What is an S-Corp and Why Should You Care?

Let’s face it, the only times you will ever think about the structure of your company is when you are starting a new business, bringing on shareholders, or paying taxes. This is not to say that the structure you choose for your company isn’t important, it’s just that more pressing issues will occupy your time as you run your business.

As you might know, there are many different structures that you can choose for your business. These include Sole Proprietorship, Limited Liability Corporation (LLC), and C-Corporation. However, there is another structure you can choose – the S-Corporation.

What exactly is an S-Corp and why should care? Well, here is everything you should know about this type of company and how it could help you.

What is an S-Corp?

An S-Corp is a subchapter of the IRS law which governs how businesses are taxed. This structure is usually used for small businesses – either sole proprietorships or LLCs who wish to use this structure to determine how they will be taxed.

Unlike a C-Corp, where the corporation pays income taxes and then the shareholders pay capital gains on dividends, an S-Corp is a “flow-through” entity. When choosing S-Corp status profits are not taxed at the corporate level but at the level of the individual shareholders.  In this way, shareholders can avoid double taxation.

While this is similar to an LLC, there are a few distinctions. First, the IRS treats an LLC as either a sole proprietorship or partnership, depending on the number of members. Remember, there are no shareholders in an LLC.

Second, the members of an LLC can elect to be treated as an S-Corp for tax purposes. This will allow the owners to save money on Social Security and Medicare taxes as well as treat the Owners’ Salary as a business expense. Just keep in mind that an owner will be liable to pay any Social Security and Medicare taxes out of pocket.

Another point to keep in mind is that S-Corps are limited to 100 or fewer shareholders – all of which must be individuals or trusts. However, changes to the tax law now mean that non-residents can now own an S-Corp.

This is an important point as non-residents, including American citizens living overseas, were previously barred from owning these companies. To take advantage of this change non-resident owners will need to set up an Electing Small Business Trust (ESBT) prior to investing in an S-Corp.

What’s Another S-Corp Advantage?

If you are operating a service business, especially a small business, then electing to be treated as an S-Corp will help your business to avoid classification as a “Personal Service Corporation” (PSC).

For example, a consulting company designated as a PSC could expect to be taxed at an initial rate of 35 percent. This is significantly higher than the tax rate for S-Corps and it is just another reason why these structures are often preferred over C-Corps and LLCs.

But…

As with every form of corporate structure, there are cons to setting up an S-Corp. For example, an owner’s shares can be seized by the court and closely held S-Corps might come under scrutiny at tax time.
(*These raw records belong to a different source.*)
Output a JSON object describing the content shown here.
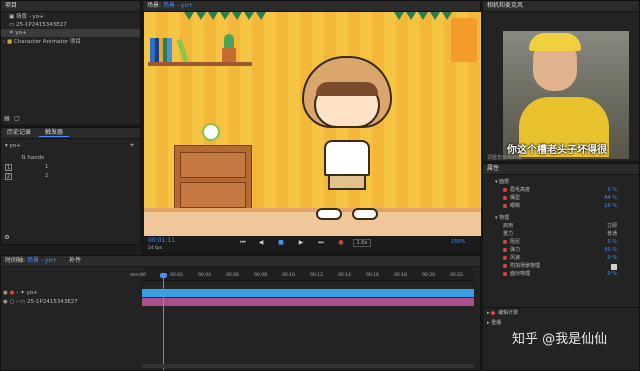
{
  "project_panel": {
    "title": "项目",
    "items": [
      "场景 - yo+",
      "25-1P2415343E27",
      "yo+",
      "Character Animator 项目"
    ]
  },
  "triggers_panel": {
    "tabs": [
      "历史记录",
      "触发器"
    ],
    "puppet_name": "yo+",
    "group_name": "hands",
    "keys": [
      "1",
      "2"
    ],
    "trigger_values": [
      "1",
      "2"
    ]
  },
  "scene_panel": {
    "title_prefix": "场景: ",
    "title_highlight": "场景 - yo+",
    "timecode": "00:01:11",
    "fps": "24 fps",
    "zoom": "1.0x",
    "zoom_percent": "150%"
  },
  "camera_panel": {
    "title": "相机和麦克风",
    "subtitle": "你这个槽老头子坏得很",
    "footer_text": "调整角色的外观"
  },
  "properties_panel": {
    "title": "属性",
    "section_a": "面部",
    "rows_a": [
      {
        "label": "眉毛高度",
        "value": "0 %"
      },
      {
        "label": "嘴型",
        "value": "44 %"
      },
      {
        "label": "眼睛",
        "value": "26 %"
      }
    ],
    "section_b": "物理",
    "rows_b": [
      {
        "label": "启用",
        "value": "立即"
      },
      {
        "label": "重力",
        "value": "普通"
      },
      {
        "label": "阻尼",
        "value": "0 %"
      },
      {
        "label": "弹力",
        "value": "30 %"
      },
      {
        "label": "风速",
        "value": "0 %"
      },
      {
        "label": "附加场景物理",
        "value": ""
      },
      {
        "label": "面对物理",
        "value": "0 %"
      }
    ],
    "footer_items": [
      "编辑计数",
      "重播"
    ]
  },
  "timeline_panel": {
    "tab_label": "时间轴: ",
    "tab_highlight": "场景 - yo+",
    "tab_extra": "补件",
    "ruler_labels": [
      "mm:00",
      "00:02",
      "00:04",
      "00:06",
      "00:08",
      "00:10",
      "00:12",
      "00:14",
      "00:16",
      "00:18",
      "00:20",
      "00:22"
    ],
    "tracks": [
      {
        "name": "yo+",
        "color": "#3aa0e6"
      },
      {
        "name": "25-1P2415343E27",
        "color": "#a94f8a"
      }
    ]
  },
  "watermark": {
    "text": "知乎 @我是仙仙"
  }
}
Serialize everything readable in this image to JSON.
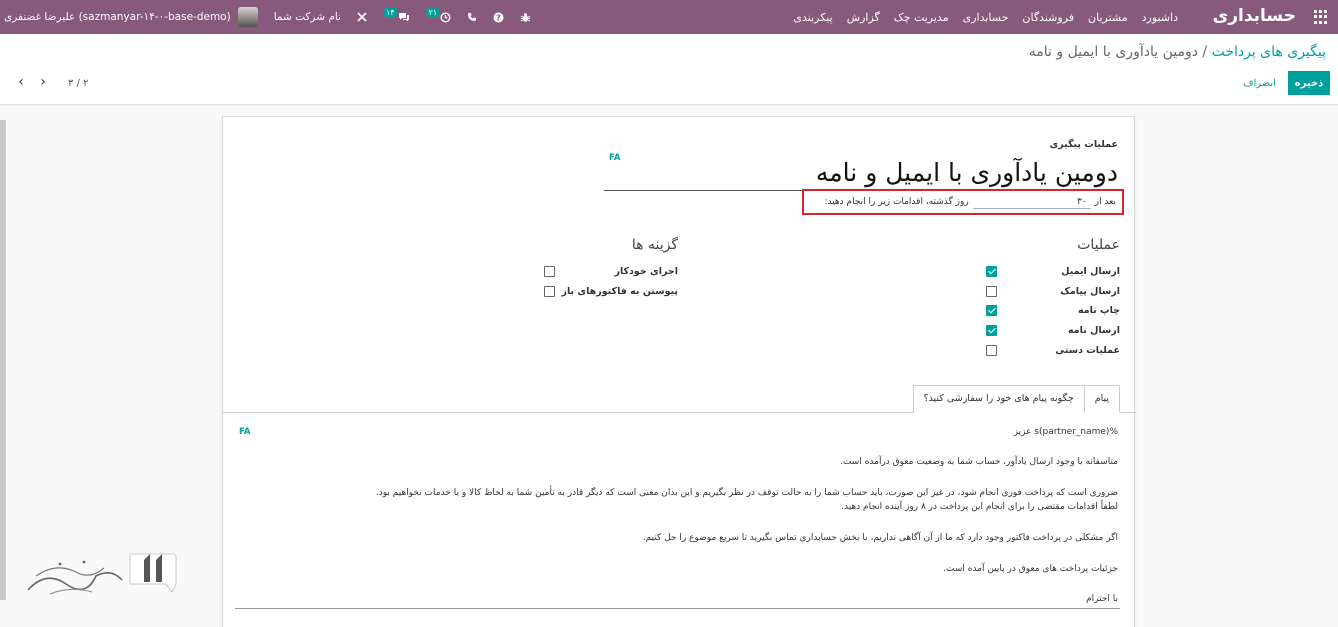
{
  "navbar": {
    "brand": "حسابداری",
    "menu": [
      "داشبورد",
      "مشتریان",
      "فروشندگان",
      "حسابداری",
      "مدیریت چک",
      "گزارش",
      "پیکربندی"
    ],
    "user_label": "علیرضا غضنفری (sazmanyar-۱۴-۰-base-demo)",
    "company_label": "نام شرکت شما",
    "activity_count": "۲۱",
    "message_count": "۱۴",
    "icons": [
      "apps-grid-icon",
      "bug-icon",
      "help-icon",
      "phone-icon",
      "clock-icon",
      "chat-icon",
      "tools-icon"
    ]
  },
  "breadcrumb": {
    "parent": "پیگیری های پرداخت",
    "separator": "/",
    "current": "دومین یادآوری با ایمیل و نامه"
  },
  "actions": {
    "save": "ذخیره",
    "discard": "انصراف"
  },
  "pager": {
    "value": "۳ / ۲"
  },
  "form": {
    "section_label": "عملیات پیگیری",
    "lang_tag": "FA",
    "title": "دومین یادآوری با ایمیل و نامه",
    "delay_prefix": "بعد از",
    "delay_value": "۳۰",
    "delay_suffix": "روز گذشته، اقدامات زیر را انجام دهید:",
    "operations_title": "عملیات",
    "operations": [
      {
        "label": "ارسال ایمیل",
        "checked": true
      },
      {
        "label": "ارسال پیامک",
        "checked": false
      },
      {
        "label": "چاپ نامه",
        "checked": true
      },
      {
        "label": "ارسال نامه",
        "checked": true
      },
      {
        "label": "عملیات دستی",
        "checked": false
      }
    ],
    "options_title": "گزینه ها",
    "options": [
      {
        "label": "اجرای خودکار",
        "checked": false
      },
      {
        "label": "پیوستن به فاکتورهای باز",
        "checked": false
      }
    ]
  },
  "tabs": [
    {
      "label": "پیام",
      "active": true
    },
    {
      "label": "چگونه پیام های خود را سفارشی کنید؟",
      "active": false
    }
  ],
  "message": {
    "lang_tag": "FA",
    "lines": [
      "%s(partner_name) عزیز",
      "متاسفانه با وجود ارسال یادآور، حساب شما به وضعیت معوق درآمده است.",
      "ضروری است که پرداخت فوری انجام شود، در غیر این صورت، باید حساب شما را به حالت توقف در نظر بگیریم و این بدان معنی است که دیگر قادر به تأمین شما به لحاظ کالا و یا خدمات نخواهیم بود.",
      "لطفاً اقدامات مقتضی را برای انجام این پرداخت در ۸ روز آینده انجام دهید.",
      "اگر مشکلی در پرداخت فاکتور وجود دارد که ما از آن آگاهی نداریم، با بخش حسابداری  تماس بگیرید تا سریع موضوع را حل کنیم.",
      "جزئیات پرداخت های معوق در پایین آمده است.",
      "با احترام"
    ]
  },
  "colors": {
    "navbar": "#875a7b",
    "accent": "#00a09d",
    "highlight": "#d9262e"
  }
}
In addition, the structure might not be the best choice for owners with a high level of personal income as the profits will be taxed as such. Similarly, corporate holdings which appreciate in value (such as real estate) will face higher capital gains taxes than partnerships or LLCs.
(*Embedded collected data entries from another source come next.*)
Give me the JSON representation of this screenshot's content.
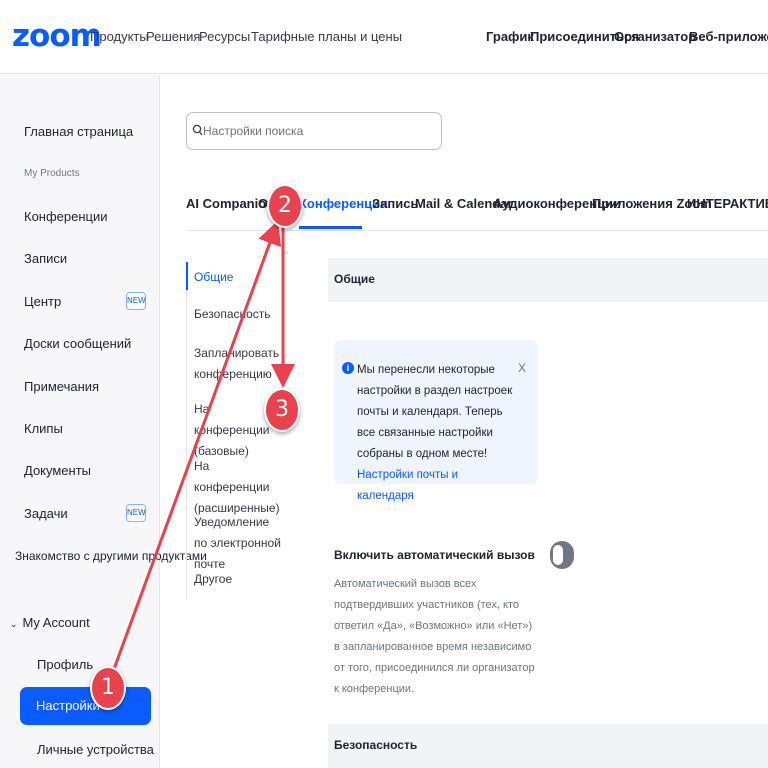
{
  "brand": {
    "logo_text": "zoom",
    "accent_color": "#0b5cff"
  },
  "topnav": {
    "left_links": [
      "Продукты",
      "Решения",
      "Ресурсы",
      "Тарифные планы и цены"
    ],
    "right_links": [
      "График",
      "Присоединиться",
      "Организатор",
      "Веб-приложение"
    ]
  },
  "sidebar": {
    "items": [
      {
        "label": "Главная страница"
      },
      {
        "label": "My Products"
      },
      {
        "label": "Конференции"
      },
      {
        "label": "Записи"
      },
      {
        "label": "Центр",
        "badge": "NEW"
      },
      {
        "label": "Доски сообщений"
      },
      {
        "label": "Примечания"
      },
      {
        "label": "Клипы"
      },
      {
        "label": "Документы"
      },
      {
        "label": "Задачи",
        "badge": "NEW"
      },
      {
        "label": "Знакомство с другими продуктами"
      },
      {
        "label": "My Account"
      },
      {
        "label": "Профиль"
      },
      {
        "label": "Настройки",
        "active": true
      },
      {
        "label": "Личные устройства"
      }
    ]
  },
  "search": {
    "placeholder": "Настройки поиска",
    "value": ""
  },
  "tabs": [
    {
      "label": "AI Companion"
    },
    {
      "label": "Общие"
    },
    {
      "label": "Конференция",
      "active": true
    },
    {
      "label": "Запись"
    },
    {
      "label": "Mail & Calendar"
    },
    {
      "label": "Аудиоконференции"
    },
    {
      "label": "Приложения Zoom"
    },
    {
      "label": "ИНТЕРАКТИВНАЯ"
    }
  ],
  "subnav": [
    {
      "label": "Общие",
      "active": true
    },
    {
      "label": "Безопасность"
    },
    {
      "label": "Запланировать конференцию"
    },
    {
      "label": "На конференции (базовые)"
    },
    {
      "label": "На конференции (расширенные)"
    },
    {
      "label": "Уведомление по электронной почте"
    },
    {
      "label": "Другое"
    }
  ],
  "sections": {
    "general_title": "Общие",
    "security_title": "Безопасность"
  },
  "info_banner": {
    "text": "Мы перенесли некоторые настройки в раздел настроек почты и календаря. Теперь все связанные настройки собраны в одном месте!",
    "link_text": "Настройки почты и календаря",
    "close_label": "X"
  },
  "auto_call_setting": {
    "title": "Включить автоматический вызов",
    "description": "Автоматический вызов всех подтвердивших участников (тех, кто ответил «Да», «Возможно» или «Нет») в запланированное время независимо от того, присоединился ли организатор к конференции.",
    "enabled": false
  },
  "annotations": {
    "marker_1": "1",
    "marker_2": "2",
    "marker_3": "3",
    "color": "#e8424f"
  }
}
Even with these downsides, there are times when an S-Corp makes sense for the company’s owners. The key to choosing the right corporate structure is to talk to your lawyer or accountant and figure what works best for your business.
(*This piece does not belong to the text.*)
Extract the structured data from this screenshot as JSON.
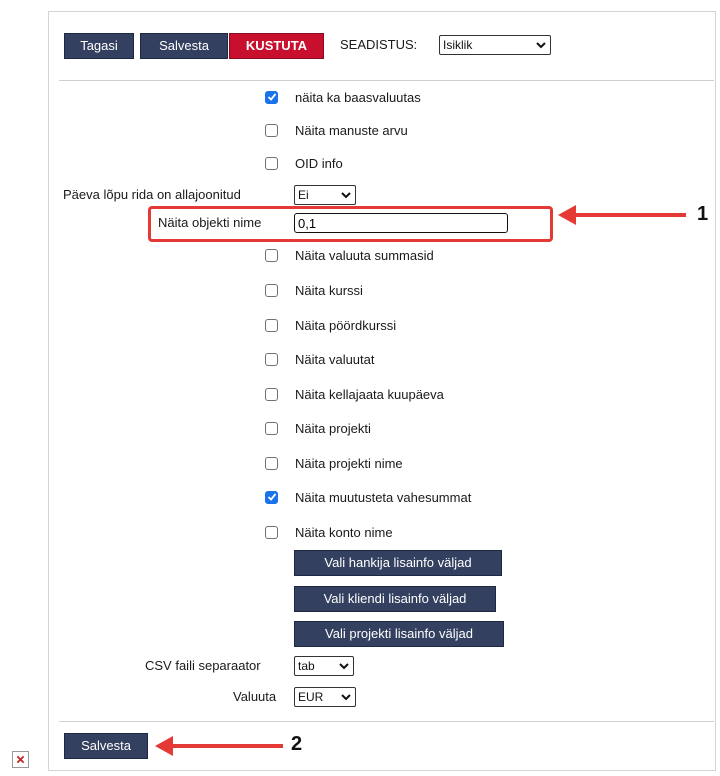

Also, you want to keep in mind that just because you choose to incorporate in one form today, doesn’t mean that you can’t convert your company to another form in the future. In fact, companies big and small change their status depending on changes in tax laws, the business environment, or even due to growth. One example of this is Blackstone, which recently announced it would convert from a partnership to a corporation.

Why Should You Care?

As mentioned, you probably won’t give much thought to your corporate structure until tax time rolls around. While this is understandable, having the right corporate structure in place can help you minimize your tax liability.

For those operating a small consulting firm or some other service business, you might want to talk to your accountant to about the advantages of an S-Corporation to see if it will not only help you to save money but will also make it easier to run your business.